Crônica: Se eu fosse um bicho, seria a depressão
- anacarolineebp
- 21 de dez. de 2021
- 3 min de leitura
Atualizado: 22 de dez. de 2021

Sentada em minha cadeira, de frente para a janela escancarada que se abre para um aglomerado de casas iluminadas pelos pontos de luz que começam a surgir com o cair da tarde, vivo um momento de plenitude carregado de comoções. Mas, o céu dominado pela Golden Hour sugestivamente me carrega para uma onda de nostalgia e descobertas ocasionais sobre eu mesma, não tão positivas quanto soam. Assim, minha mente divaga para o tempo mais distante que existe: a atualidade.
Há um ano e seis meses tenho a possibilidade diária de refletir sobre esta vista, mas nem sempre a aproveito – opto inconscientemente por me afundar nas cobertas bagunçadas e repletas de ácaro por horas e mais horas – e apenas idealizo como anda o mundo lá fora. Além das minhas paredes, são publicadas notícias e mais notícias sobre a saúde mental dos animais encarcerados (nós), mapeando estudos do cérebro humano como se descobrissem novas espécies terrestres.
“Pandemia tirou até 2 anos de vida de cada um, a maior redução desde a 2° Guerra Mundial”, noticia O Globo; “Com a pandemia, pessoas passam até duas horas a mais na cama”, publica a BBC, e o Fórum Brasileiro divulga que a taxa de suicídios teve um aumento de 0,5% em comparação com o ano pré-apocalíptico. Com estes tópicos em mãos e os olhos no horizonte, rapidamente me identifico como um destes materiais de estudo social – o bicho Depressão.
O corpo paralisado e a mente a mil, gritando palavras tão hostis a meu próprio respeito que nem um Hater pode se sair melhor. Uma tempestade de pensamentos que variam entre perguntas, respostas, incertezas, pendências, metas, faltas, remorsos, tudo o que já fui e que poderia ser descendo pelo ralo, gritos aleatórios e um vasto silêncio de sentimentos catatônicos. A palavra “morte” rabiscada diversas vezes no caderno jogado um pouco ao lado. Se olho, neste momento, para a direita, me deparo com a faca (e o queijo, brincadeira!), e se olho para a esquerda me recordo das vezes em que passei muito mais de duas horas deitada, perambulando pelo meu vazio como um sinistro. O estereótipo perfeito para os tempos modernos. Me sinto menos culpada.

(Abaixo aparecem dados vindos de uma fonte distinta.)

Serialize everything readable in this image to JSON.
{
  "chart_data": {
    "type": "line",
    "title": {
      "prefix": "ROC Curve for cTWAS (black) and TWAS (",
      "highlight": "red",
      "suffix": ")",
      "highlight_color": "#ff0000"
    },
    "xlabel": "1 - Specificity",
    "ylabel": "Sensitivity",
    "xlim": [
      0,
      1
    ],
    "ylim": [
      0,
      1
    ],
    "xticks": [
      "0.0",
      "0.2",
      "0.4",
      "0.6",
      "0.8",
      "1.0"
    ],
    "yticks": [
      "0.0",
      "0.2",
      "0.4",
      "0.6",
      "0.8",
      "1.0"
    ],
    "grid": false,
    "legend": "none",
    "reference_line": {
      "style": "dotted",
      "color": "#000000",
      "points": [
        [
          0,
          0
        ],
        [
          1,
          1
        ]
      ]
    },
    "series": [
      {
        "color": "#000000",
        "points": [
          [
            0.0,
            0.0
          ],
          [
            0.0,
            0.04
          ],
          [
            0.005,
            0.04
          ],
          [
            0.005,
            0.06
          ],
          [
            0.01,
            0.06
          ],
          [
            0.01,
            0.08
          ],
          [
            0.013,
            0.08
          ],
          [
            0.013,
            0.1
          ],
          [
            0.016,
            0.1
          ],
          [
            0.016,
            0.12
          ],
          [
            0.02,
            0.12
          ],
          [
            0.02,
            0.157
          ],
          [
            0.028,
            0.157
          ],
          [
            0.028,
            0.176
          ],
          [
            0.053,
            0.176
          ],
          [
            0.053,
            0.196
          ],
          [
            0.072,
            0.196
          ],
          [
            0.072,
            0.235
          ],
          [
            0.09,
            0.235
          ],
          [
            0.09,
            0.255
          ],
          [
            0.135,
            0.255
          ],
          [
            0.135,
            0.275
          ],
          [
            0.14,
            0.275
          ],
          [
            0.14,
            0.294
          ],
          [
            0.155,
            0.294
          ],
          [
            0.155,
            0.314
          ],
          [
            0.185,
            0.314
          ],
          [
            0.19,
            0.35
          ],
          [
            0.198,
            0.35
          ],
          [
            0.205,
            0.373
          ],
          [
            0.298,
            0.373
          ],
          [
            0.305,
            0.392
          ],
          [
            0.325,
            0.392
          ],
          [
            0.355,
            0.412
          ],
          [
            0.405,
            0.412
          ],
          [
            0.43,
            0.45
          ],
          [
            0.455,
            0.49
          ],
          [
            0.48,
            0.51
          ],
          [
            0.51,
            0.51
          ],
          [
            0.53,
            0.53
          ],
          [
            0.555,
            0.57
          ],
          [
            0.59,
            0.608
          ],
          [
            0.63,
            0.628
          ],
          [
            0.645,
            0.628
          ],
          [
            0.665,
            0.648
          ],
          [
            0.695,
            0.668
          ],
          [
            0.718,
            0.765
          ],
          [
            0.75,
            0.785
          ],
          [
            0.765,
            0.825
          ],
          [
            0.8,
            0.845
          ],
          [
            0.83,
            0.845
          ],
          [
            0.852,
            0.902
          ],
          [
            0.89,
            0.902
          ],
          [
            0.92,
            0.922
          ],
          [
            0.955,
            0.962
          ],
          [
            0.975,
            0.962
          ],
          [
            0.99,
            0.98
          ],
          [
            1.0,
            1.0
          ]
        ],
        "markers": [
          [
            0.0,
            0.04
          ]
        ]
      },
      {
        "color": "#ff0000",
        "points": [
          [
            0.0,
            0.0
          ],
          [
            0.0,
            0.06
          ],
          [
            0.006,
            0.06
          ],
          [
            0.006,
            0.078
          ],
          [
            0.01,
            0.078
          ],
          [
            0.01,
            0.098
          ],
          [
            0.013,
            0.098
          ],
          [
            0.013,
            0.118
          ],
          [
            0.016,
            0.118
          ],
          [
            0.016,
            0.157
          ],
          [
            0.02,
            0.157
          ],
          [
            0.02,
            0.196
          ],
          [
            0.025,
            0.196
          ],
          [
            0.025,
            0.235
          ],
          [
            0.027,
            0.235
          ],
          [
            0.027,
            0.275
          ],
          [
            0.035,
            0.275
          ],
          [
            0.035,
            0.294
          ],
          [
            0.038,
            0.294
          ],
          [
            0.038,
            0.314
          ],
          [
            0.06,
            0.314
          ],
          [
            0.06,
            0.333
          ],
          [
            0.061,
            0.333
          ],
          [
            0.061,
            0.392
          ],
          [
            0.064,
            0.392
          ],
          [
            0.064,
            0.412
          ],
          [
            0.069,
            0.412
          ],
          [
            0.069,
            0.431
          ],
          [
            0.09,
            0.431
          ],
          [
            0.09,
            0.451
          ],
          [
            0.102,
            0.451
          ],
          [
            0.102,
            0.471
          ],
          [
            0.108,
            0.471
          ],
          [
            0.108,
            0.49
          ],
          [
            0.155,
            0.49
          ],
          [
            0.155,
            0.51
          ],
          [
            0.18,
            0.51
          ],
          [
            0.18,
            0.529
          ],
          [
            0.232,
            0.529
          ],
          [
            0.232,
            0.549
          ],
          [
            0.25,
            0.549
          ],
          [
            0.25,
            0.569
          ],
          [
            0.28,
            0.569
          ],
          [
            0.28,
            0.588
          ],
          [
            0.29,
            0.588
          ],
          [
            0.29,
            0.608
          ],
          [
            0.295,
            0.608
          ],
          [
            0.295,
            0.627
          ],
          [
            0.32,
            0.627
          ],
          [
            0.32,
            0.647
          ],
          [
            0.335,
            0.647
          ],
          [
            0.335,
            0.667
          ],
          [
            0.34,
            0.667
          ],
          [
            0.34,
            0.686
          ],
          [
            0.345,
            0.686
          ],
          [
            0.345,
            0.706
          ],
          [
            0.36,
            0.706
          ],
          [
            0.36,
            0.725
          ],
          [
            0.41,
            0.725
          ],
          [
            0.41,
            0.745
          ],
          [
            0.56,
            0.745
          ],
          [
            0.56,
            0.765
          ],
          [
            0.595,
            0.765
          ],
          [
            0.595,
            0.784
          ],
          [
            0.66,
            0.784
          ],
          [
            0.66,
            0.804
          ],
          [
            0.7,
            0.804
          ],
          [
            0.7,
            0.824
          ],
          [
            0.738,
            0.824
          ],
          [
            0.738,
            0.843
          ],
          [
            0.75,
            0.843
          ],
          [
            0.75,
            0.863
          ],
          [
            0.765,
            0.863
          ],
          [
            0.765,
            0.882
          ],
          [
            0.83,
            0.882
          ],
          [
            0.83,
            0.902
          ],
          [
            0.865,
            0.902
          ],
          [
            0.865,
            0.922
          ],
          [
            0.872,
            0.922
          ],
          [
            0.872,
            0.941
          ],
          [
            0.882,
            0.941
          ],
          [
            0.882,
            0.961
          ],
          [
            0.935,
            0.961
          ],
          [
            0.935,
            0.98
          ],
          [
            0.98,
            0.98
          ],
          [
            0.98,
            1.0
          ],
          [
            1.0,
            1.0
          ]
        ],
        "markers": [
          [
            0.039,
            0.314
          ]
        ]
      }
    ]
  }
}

Porém, como conclui o psiquiatra José Manoel Bertolote, “A pessoa numa crise suicida é altamente ambivalente e, em geral, não quer exatamente morrer, mas pôr fim a uma depressão insuportável”, uma súbita sensação de entendimento me domina. Vejo dois ou três passarinhos rodopiando pelos céus, logo à frente, e me derreto. Voam entre si como numa dança, tão perto e tão longe, como sombras, com sua coloração verde quase indistinguível sob o pôr do sol. São periquitos verdes (lembro da minha avó me dizendo “viu um periquito verde?” toda vez que eu começava a rir sem motivo aparente) e, agora, eu apenas desejo ser um deles.
Não necessariamente esta espécie de periquito da família Psittacidae do Brasil, mas sim esta ave, neste momento, neste contexto. Esta ave que voa livremente pela luz crepuscular do céu alaranjado e que se exibe pelas janelas alheias; que, mesmo tendo perdido seu habitat natural, se equilibra em meio a fios telefônicos e cabos elétricos como se estivesse no conforto de seu ninho, e que se apruma nos galhos de alguma árvore ao anoitecer, esperando que o dia seguinte comece para que ela, da mesma maneira que faz hoje, voe livremente e desbrave novas moléculas do mesmo ar, permitindo que outros de nós tenham momentos de epifania enquanto lamentam sua mera condição humana.
Se eu fosse um bicho, seria a depressão, mas, se eu pudesse ser um bicho, gostaria de ser esta ave.